Russia’s Fancy Bear launches mass credential collection campaigns
A threat group associated with the Russian military intelligence service was behind several mass attack campaigns that exploited known flaws in Outlook and WinRAR to collect Windows NTLM credential hashes from organizations in Europe and North America. The high volume of emails is unusual for cyberespionage groups, which are typically highly targeted in their victim selection.
“Proofpoint observed a significant deviation from expected volumes of emails sent in campaigns exploiting CVE-2023-23397 — a Microsoft Outlook elevation of privilege vulnerability,” researchers from security firm Proofpoint said in a report. “This included over 10,000 emails sent from the adversary, from a single email provider, to defense, aerospace, technology, government, and manufacturing entities, and, occasionally, included smaller volumes at higher education, construction, and consulting entities.”
The CVE-2023-23397 vulnerability was patched by Microsoft in March after APT28, also known as Fancy Bear, exploited it for almost a year as a zero-day exploit in attacks against organizations from the government, military and energy sectors. The attacks managed to fly under the radar because of their highly targeted nature.
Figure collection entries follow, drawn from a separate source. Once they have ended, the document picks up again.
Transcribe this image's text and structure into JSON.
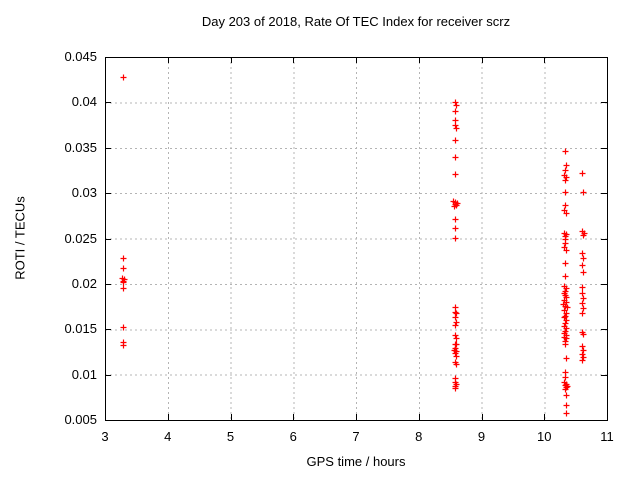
{
  "chart_data": {
    "type": "scatter",
    "title": "Day 203 of 2018, Rate Of TEC Index for receiver scrz",
    "xlabel": "GPS time / hours",
    "ylabel": "ROTI / TECUs",
    "xlim": [
      3,
      11
    ],
    "ylim": [
      0.005,
      0.045
    ],
    "xticks": [
      3,
      4,
      5,
      6,
      7,
      8,
      9,
      10,
      11
    ],
    "xtick_labels": [
      "3",
      "4",
      "5",
      "6",
      "7",
      "8",
      "9",
      "10",
      "11"
    ],
    "yticks": [
      0.005,
      0.01,
      0.015,
      0.02,
      0.025,
      0.03,
      0.035,
      0.04,
      0.045
    ],
    "ytick_labels": [
      "0.005",
      "0.01",
      "0.015",
      "0.02",
      "0.025",
      "0.03",
      "0.035",
      "0.04",
      "0.045"
    ],
    "grid": true,
    "legend_position": "none",
    "marker": {
      "shape": "plus",
      "size": 7,
      "color": "#ff0000"
    },
    "colors": {
      "background": "#ffffff",
      "axis": "#000000",
      "grid": "#b4b4b4",
      "text": "#000000",
      "points": "#ff0000"
    },
    "points": [
      [
        3.28,
        0.0428
      ],
      [
        3.29,
        0.0228
      ],
      [
        3.29,
        0.0217
      ],
      [
        3.27,
        0.0206
      ],
      [
        3.3,
        0.0205
      ],
      [
        3.28,
        0.0203
      ],
      [
        3.29,
        0.0202
      ],
      [
        3.29,
        0.0195
      ],
      [
        3.29,
        0.0153
      ],
      [
        3.29,
        0.0136
      ],
      [
        3.29,
        0.0133
      ],
      [
        8.57,
        0.04
      ],
      [
        8.59,
        0.0397
      ],
      [
        8.58,
        0.039
      ],
      [
        8.58,
        0.0381
      ],
      [
        8.58,
        0.0375
      ],
      [
        8.6,
        0.0372
      ],
      [
        8.58,
        0.0358
      ],
      [
        8.58,
        0.034
      ],
      [
        8.58,
        0.0321
      ],
      [
        8.55,
        0.0291
      ],
      [
        8.58,
        0.029
      ],
      [
        8.61,
        0.0289
      ],
      [
        8.57,
        0.0288
      ],
      [
        8.6,
        0.0287
      ],
      [
        8.56,
        0.0286
      ],
      [
        8.58,
        0.0272
      ],
      [
        8.58,
        0.0262
      ],
      [
        8.58,
        0.0251
      ],
      [
        8.58,
        0.0175
      ],
      [
        8.57,
        0.0169
      ],
      [
        8.59,
        0.0168
      ],
      [
        8.58,
        0.0164
      ],
      [
        8.59,
        0.0158
      ],
      [
        8.58,
        0.0155
      ],
      [
        8.58,
        0.0144
      ],
      [
        8.59,
        0.014
      ],
      [
        8.57,
        0.0134
      ],
      [
        8.6,
        0.0134
      ],
      [
        8.58,
        0.0129
      ],
      [
        8.56,
        0.0127
      ],
      [
        8.6,
        0.0126
      ],
      [
        8.58,
        0.0124
      ],
      [
        8.59,
        0.012
      ],
      [
        8.57,
        0.0114
      ],
      [
        8.6,
        0.0112
      ],
      [
        8.58,
        0.0096
      ],
      [
        8.57,
        0.0092
      ],
      [
        8.59,
        0.009
      ],
      [
        8.58,
        0.0088
      ],
      [
        8.58,
        0.0085
      ],
      [
        10.33,
        0.0346
      ],
      [
        10.35,
        0.0331
      ],
      [
        10.33,
        0.0325
      ],
      [
        10.31,
        0.032
      ],
      [
        10.34,
        0.0318
      ],
      [
        10.33,
        0.0314
      ],
      [
        10.33,
        0.0301
      ],
      [
        10.33,
        0.0287
      ],
      [
        10.32,
        0.0281
      ],
      [
        10.34,
        0.0278
      ],
      [
        10.31,
        0.0256
      ],
      [
        10.34,
        0.0255
      ],
      [
        10.33,
        0.0253
      ],
      [
        10.33,
        0.025
      ],
      [
        10.33,
        0.0245
      ],
      [
        10.32,
        0.0241
      ],
      [
        10.34,
        0.0237
      ],
      [
        10.33,
        0.0223
      ],
      [
        10.33,
        0.0209
      ],
      [
        10.32,
        0.0198
      ],
      [
        10.34,
        0.0195
      ],
      [
        10.33,
        0.0192
      ],
      [
        10.31,
        0.019
      ],
      [
        10.33,
        0.0188
      ],
      [
        10.35,
        0.0185
      ],
      [
        10.32,
        0.0182
      ],
      [
        10.34,
        0.018
      ],
      [
        10.3,
        0.0178
      ],
      [
        10.33,
        0.0176
      ],
      [
        10.36,
        0.0174
      ],
      [
        10.32,
        0.0171
      ],
      [
        10.34,
        0.0168
      ],
      [
        10.33,
        0.0165
      ],
      [
        10.31,
        0.0163
      ],
      [
        10.34,
        0.016
      ],
      [
        10.33,
        0.0157
      ],
      [
        10.32,
        0.0154
      ],
      [
        10.34,
        0.0151
      ],
      [
        10.33,
        0.0148
      ],
      [
        10.31,
        0.0146
      ],
      [
        10.35,
        0.0144
      ],
      [
        10.32,
        0.0142
      ],
      [
        10.34,
        0.014
      ],
      [
        10.33,
        0.0137
      ],
      [
        10.33,
        0.0134
      ],
      [
        10.34,
        0.0118
      ],
      [
        10.33,
        0.0103
      ],
      [
        10.33,
        0.0097
      ],
      [
        10.32,
        0.0092
      ],
      [
        10.35,
        0.009
      ],
      [
        10.33,
        0.0089
      ],
      [
        10.36,
        0.0088
      ],
      [
        10.34,
        0.0086
      ],
      [
        10.33,
        0.0084
      ],
      [
        10.34,
        0.0078
      ],
      [
        10.34,
        0.0067
      ],
      [
        10.34,
        0.0058
      ],
      [
        10.6,
        0.0322
      ],
      [
        10.62,
        0.0301
      ],
      [
        10.6,
        0.0258
      ],
      [
        10.63,
        0.0256
      ],
      [
        10.61,
        0.0254
      ],
      [
        10.6,
        0.0234
      ],
      [
        10.61,
        0.0228
      ],
      [
        10.6,
        0.0221
      ],
      [
        10.61,
        0.0213
      ],
      [
        10.6,
        0.0197
      ],
      [
        10.6,
        0.019
      ],
      [
        10.61,
        0.0184
      ],
      [
        10.6,
        0.0179
      ],
      [
        10.61,
        0.0173
      ],
      [
        10.6,
        0.0168
      ],
      [
        10.6,
        0.0147
      ],
      [
        10.62,
        0.0145
      ],
      [
        10.6,
        0.0131
      ],
      [
        10.61,
        0.0127
      ],
      [
        10.6,
        0.0123
      ],
      [
        10.61,
        0.0119
      ],
      [
        10.6,
        0.0116
      ]
    ]
  }
}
The vulnerability is described as an elevation of privilege flaw but can be exploited without user interaction to trick the Microsoft Outlook desktop client to initiate an SMB connection to a remote attacker-controlled server. Since SMB is a file-sharing protocol for Windows networks, the callbacks include an NTLM authentication attempt where the user’s hashed NTLM credentials are being sent to the attacker’s server.
The theft of NTLM hashes enables a type of attack called NTLM relay or pass-the-hash, where an attacker tricks a computer to send its hash and then passes it to another legitimate service that would accept that authentication.
According to Proofpoint, after Microsoft patched the vulnerability in March, APT28 continued to use it in attacks and even ramped up the scale of its campaigns. The malicious emails had a subject of “Test meeting” and contained a specially crafted file in the Transport Neutral Encapsulation Format (TNEF) with a fake CSV, Excel, or Word document extension.